Nel retro, un militare napoletano distribuisce alle donne delle bottiglie d’acqua e dei biscotti farciti al cioccolato, e del cotone per tapparsi le orecchie. Sono sistemate al di sopra dei due motori di 3000 cavalli ciascuno. Fa meno freddo di prima, ma il rumore è insopportabile.

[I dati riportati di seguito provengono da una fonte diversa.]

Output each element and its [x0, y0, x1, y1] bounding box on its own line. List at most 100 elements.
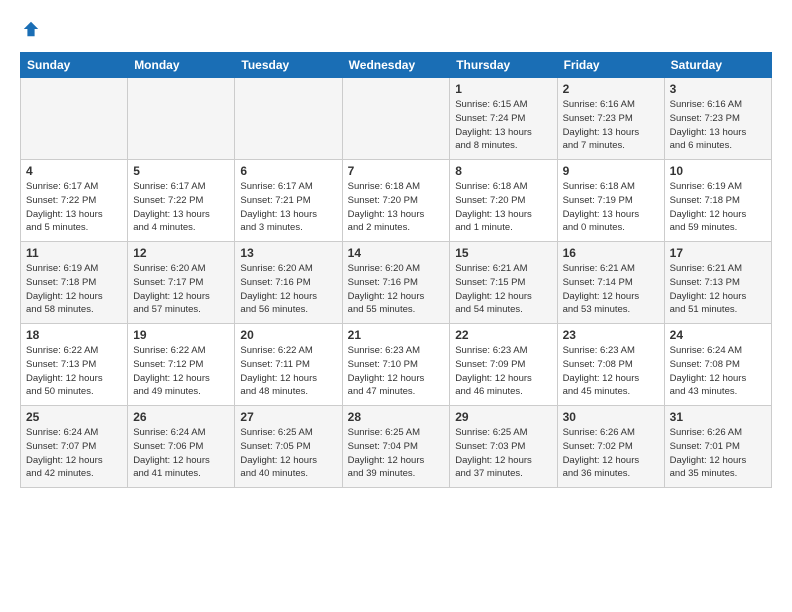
- day-info: Sunrise: 6:23 AM Sunset: 7:08 PM Dayligh…: [563, 344, 659, 399]
- day-info: Sunrise: 6:23 AM Sunset: 7:09 PM Dayligh…: [455, 344, 551, 399]
- week-row-3: 11 Sunrise: 6:19 AM Sunset: 7:18 PM Dayli…: [21, 242, 772, 324]
- day-header-friday: Friday: [557, 53, 664, 78]
- day-info: Sunrise: 6:23 AM Sunset: 7:10 PM Dayligh…: [348, 344, 445, 399]
- day-number: 6: [240, 164, 336, 178]
- day-info: Sunrise: 6:18 AM Sunset: 7:20 PM Dayligh…: [348, 180, 445, 235]
- day-cell: 17 Sunrise: 6:21 AM Sunset: 7:13 PM Dayli…: [664, 242, 771, 324]
- day-cell: 25 Sunrise: 6:24 AM Sunset: 7:07 PM Dayli…: [21, 406, 128, 488]
- day-cell: 12 Sunrise: 6:20 AM Sunset: 7:17 PM Dayli…: [128, 242, 235, 324]
- day-number: 11: [26, 246, 122, 260]
- day-cell: 11 Sunrise: 6:19 AM Sunset: 7:18 PM Dayli…: [21, 242, 128, 324]
- day-info: Sunrise: 6:21 AM Sunset: 7:15 PM Dayligh…: [455, 262, 551, 317]
- day-cell: 9 Sunrise: 6:18 AM Sunset: 7:19 PM Daylig…: [557, 160, 664, 242]
- day-info: Sunrise: 6:25 AM Sunset: 7:04 PM Dayligh…: [348, 426, 445, 481]
- day-info: Sunrise: 6:20 AM Sunset: 7:16 PM Dayligh…: [240, 262, 336, 317]
- day-cell: 15 Sunrise: 6:21 AM Sunset: 7:15 PM Dayli…: [450, 242, 557, 324]
- day-info: Sunrise: 6:16 AM Sunset: 7:23 PM Dayligh…: [563, 98, 659, 153]
- day-cell: 19 Sunrise: 6:22 AM Sunset: 7:12 PM Dayli…: [128, 324, 235, 406]
- day-number: 7: [348, 164, 445, 178]
- day-number: 3: [670, 82, 766, 96]
- day-cell: 1 Sunrise: 6:15 AM Sunset: 7:24 PM Daylig…: [450, 78, 557, 160]
- day-info: Sunrise: 6:26 AM Sunset: 7:02 PM Dayligh…: [563, 426, 659, 481]
- day-number: 2: [563, 82, 659, 96]
- day-number: 26: [133, 410, 229, 424]
- logo-icon: [22, 20, 40, 38]
- day-header-sunday: Sunday: [21, 53, 128, 78]
- day-cell: 28 Sunrise: 6:25 AM Sunset: 7:04 PM Dayli…: [342, 406, 450, 488]
- day-cell: 23 Sunrise: 6:23 AM Sunset: 7:08 PM Dayli…: [557, 324, 664, 406]
- day-cell: [128, 78, 235, 160]
- week-row-4: 18 Sunrise: 6:22 AM Sunset: 7:13 PM Dayli…: [21, 324, 772, 406]
- day-info: Sunrise: 6:22 AM Sunset: 7:12 PM Dayligh…: [133, 344, 229, 399]
- day-cell: 13Sunrise: 6:20 AM Sunset: 7:16 PM Dayli…: [235, 242, 342, 324]
- day-info: Sunrise: 6:21 AM Sunset: 7:14 PM Dayligh…: [563, 262, 659, 317]
- day-number: 5: [133, 164, 229, 178]
- day-number: 8: [455, 164, 551, 178]
- day-number: 23: [563, 328, 659, 342]
- day-number: 31: [670, 410, 766, 424]
- day-info: Sunrise: 6:20 AM Sunset: 7:17 PM Dayligh…: [133, 262, 229, 317]
- day-number: 21: [348, 328, 445, 342]
- week-row-2: 4 Sunrise: 6:17 AM Sunset: 7:22 PM Daylig…: [21, 160, 772, 242]
- day-cell: 18 Sunrise: 6:22 AM Sunset: 7:13 PM Dayli…: [21, 324, 128, 406]
- day-info: Sunrise: 6:19 AM Sunset: 7:18 PM Dayligh…: [670, 180, 766, 235]
- day-number: 10: [670, 164, 766, 178]
- day-header-wednesday: Wednesday: [342, 53, 450, 78]
- day-cell: 21 Sunrise: 6:23 AM Sunset: 7:10 PM Dayli…: [342, 324, 450, 406]
- day-cell: [235, 78, 342, 160]
- day-cell: 10 Sunrise: 6:19 AM Sunset: 7:18 PM Dayli…: [664, 160, 771, 242]
- day-cell: 27 Sunrise: 6:25 AM Sunset: 7:05 PM Dayli…: [235, 406, 342, 488]
- header: [20, 20, 772, 38]
- day-info: Sunrise: 6:15 AM Sunset: 7:24 PM Dayligh…: [455, 98, 551, 153]
- week-row-5: 25 Sunrise: 6:24 AM Sunset: 7:07 PM Dayli…: [21, 406, 772, 488]
- day-cell: [342, 78, 450, 160]
- day-info: Sunrise: 6:22 AM Sunset: 7:13 PM Dayligh…: [26, 344, 122, 399]
- day-number: 22: [455, 328, 551, 342]
- day-cell: 24 Sunrise: 6:24 AM Sunset: 7:08 PM Dayli…: [664, 324, 771, 406]
- day-cell: 22 Sunrise: 6:23 AM Sunset: 7:09 PM Dayli…: [450, 324, 557, 406]
- day-number: 15: [455, 246, 551, 260]
- day-number: 29: [455, 410, 551, 424]
- logo: [20, 20, 40, 38]
- day-number: 24: [670, 328, 766, 342]
- day-info: Sunrise: 6:21 AM Sunset: 7:13 PM Dayligh…: [670, 262, 766, 317]
- day-cell: 31Sunrise: 6:26 AM Sunset: 7:01 PM Dayli…: [664, 406, 771, 488]
- day-cell: [21, 78, 128, 160]
- day-info: Sunrise: 6:17 AM Sunset: 7:21 PM Dayligh…: [240, 180, 336, 235]
- day-number: 27: [240, 410, 336, 424]
- day-cell: 7 Sunrise: 6:18 AM Sunset: 7:20 PM Daylig…: [342, 160, 450, 242]
- day-number: 4: [26, 164, 122, 178]
- day-number: 18: [26, 328, 122, 342]
- day-info: Sunrise: 6:19 AM Sunset: 7:18 PM Dayligh…: [26, 262, 122, 317]
- day-number: 14: [348, 246, 445, 260]
- day-info: Sunrise: 6:24 AM Sunset: 7:07 PM Dayligh…: [26, 426, 122, 481]
- day-number: 20: [240, 328, 336, 342]
- day-cell: 20 Sunrise: 6:22 AM Sunset: 7:11 PM Dayli…: [235, 324, 342, 406]
- day-number: 25: [26, 410, 122, 424]
- day-cell: 4 Sunrise: 6:17 AM Sunset: 7:22 PM Daylig…: [21, 160, 128, 242]
- day-number: 12: [133, 246, 229, 260]
- day-number: 16: [563, 246, 659, 260]
- page-container: SundayMondayTuesdayWednesdayThursdayFrid…: [0, 0, 792, 498]
- day-number: 28: [348, 410, 445, 424]
- day-info: Sunrise: 6:25 AM Sunset: 7:03 PM Dayligh…: [455, 426, 551, 481]
- header-row: SundayMondayTuesdayWednesdayThursdayFrid…: [21, 53, 772, 78]
- day-cell: 30 Sunrise: 6:26 AM Sunset: 7:02 PM Dayli…: [557, 406, 664, 488]
- day-info: Sunrise: 6:22 AM Sunset: 7:11 PM Dayligh…: [240, 344, 336, 399]
- day-number: 19: [133, 328, 229, 342]
- day-info: Sunrise: 6:17 AM Sunset: 7:22 PM Dayligh…: [26, 180, 122, 235]
- day-cell: 5 Sunrise: 6:17 AM Sunset: 7:22 PM Daylig…: [128, 160, 235, 242]
- day-info: Sunrise: 6:24 AM Sunset: 7:08 PM Dayligh…: [670, 344, 766, 399]
- day-number: 1: [455, 82, 551, 96]
- day-info: Sunrise: 6:18 AM Sunset: 7:19 PM Dayligh…: [563, 180, 659, 235]
- day-number: 9: [563, 164, 659, 178]
- day-header-thursday: Thursday: [450, 53, 557, 78]
- day-info: Sunrise: 6:25 AM Sunset: 7:05 PM Dayligh…: [240, 426, 336, 481]
- day-number: 30: [563, 410, 659, 424]
- day-info: Sunrise: 6:16 AM Sunset: 7:23 PM Dayligh…: [670, 98, 766, 153]
- day-header-saturday: Saturday: [664, 53, 771, 78]
- day-number: 17: [670, 246, 766, 260]
- day-info: Sunrise: 6:20 AM Sunset: 7:16 PM Dayligh…: [348, 262, 445, 317]
- day-header-monday: Monday: [128, 53, 235, 78]
- day-info: Sunrise: 6:17 AM Sunset: 7:22 PM Dayligh…: [133, 180, 229, 235]
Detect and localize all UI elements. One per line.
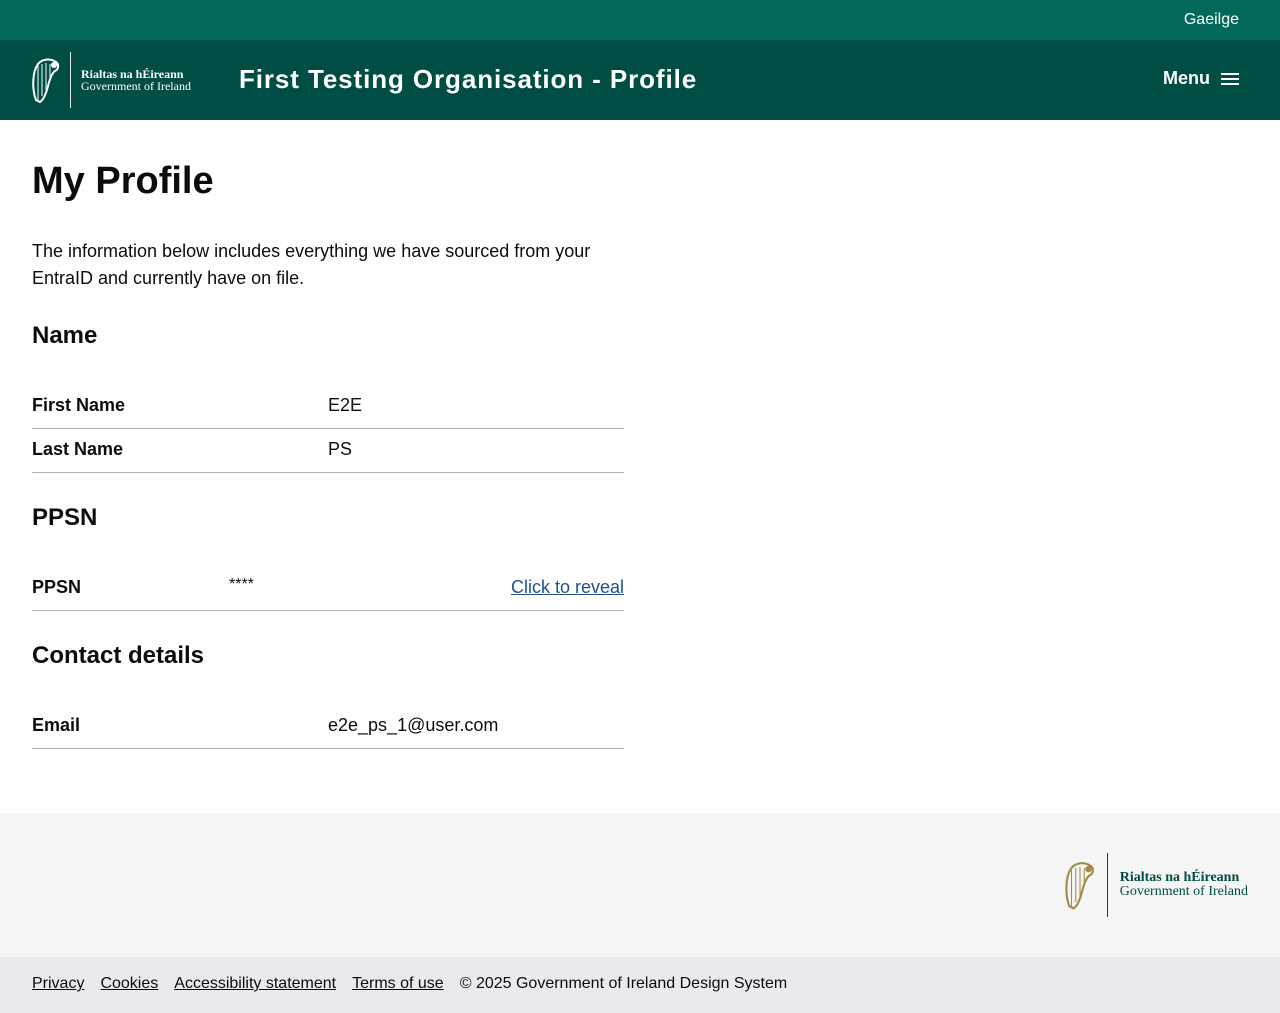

Gift è accovacciata, lo sguardo vuoto e spento. Ha infilato le mani nelle tasche del vestito. Ha mal di denti e non riesce ad inghiottire niente. Per un istante, esce da questo stato semi comatoso, contempla il cielo, la luna a babordo, la stella polare che brilla in cielo. “Dove siamo?” domanda Gift. Dove andiamo? Non ottiene risposta. È mezzanotte. Si avvistano due battelli della guardia costiera , che portano anch’essi dei clandestini. Via radio, il comandante del “Bovienzo” chiede delle coperte di sopravvivenza e un aiuto medico. Qualche minuto più tardi, il medico giunge a bordo. Senza coperte di sopravvivenza. Piccolo uomo raggrinzito, dallo sguardo deciso, il dr. Arturo porta un berretto e l’uniforme rossa dell’ordine della croce di Malta ( Corpo italiano soccorso di Malta). Porta una valigetta di medicinali, roba da rimettere tutti in forma. Parla solo italiano; Enrico, il nostro fotografo, gli fa da interprete assieme a me. Due malati si sono rifugiati nello Zodiac del “Bovienzo”. “Fuel burn”, dice uno di loro indicando i genitali. “Ho i guanti sporchi”, dice il medico. Mi chiede di prendere dalla sua borsa un prodotto spray. Ne cosparge i genitali del paziente, che fa una smorfia prima di riallacciarsi i jeans.
Gli altri clandestini capiscono che il prodotto allevia il dolore. La benzina si era riversata nel relitto dove sono rimasti seduti senza muoversi per lunghe ore, a mollo nel carburante. Soffrono di bruciori alle natiche. Si alzano uno dopo l’altro, abbassano i pantaloni mostrando le natiche. Quelli che ne hanno ancora la forza ridono. Un senegalese in giacca zippata nera dice in francese che ha continui nausea e vomito. “Lo vedremo più tardi” dice il dottore. Qualcuno ha mal di testa. “Da quanto tempo?” “Due mesi”. “Non posso farci niente, sono qui solo per le urgenze”. Un altro apre una vecchia borsa di plastica e fa vedere due boccette vuote. “Le mie medicine, sono asmatico e nel mio paese non ci sono più medicine. Mio padre mi ha detto di andare”… “Che cos’ha?” interrompe il medico prima di voltarsi. “Andiamo a vedere le donne…” Una di loro sembra stare male. Si tocca i fianchi ed il petto facendo smorfie. Non parla inglese e Gift non ha più la forza di tradurre. Il dottore l’ausculta un momento, sospira e passa alla vicina, che abbassa i pantaloni :“fuel burn”…

Gift parla del suo mal di denti. “Vedremo dopo” dice di nuovo il medico. Dopo cosa? Non risponde. Delle lacrime scendono sulle guance di Gift. Il medico termina il suo giro: “Non posso mica occuparmi di tutti!” Rivolto a me, aggiunge: “ È sempre così, si lamentano delle irritazioni dovute all’acqua di mare. Questi qua sembra che stiano bene invece”. Gli restituisco la sua valigetta. Era piena di garze, siringhe e medicine che non sono servite a niente. Ha almeno portato dei sacchi dell’immondizia. I marinai li distribuiscono. Gli uomini li tagliano e se li infilano come delle giacche. Dietro, le donne, rannicchiate le une contro le altre, le usano come coperte.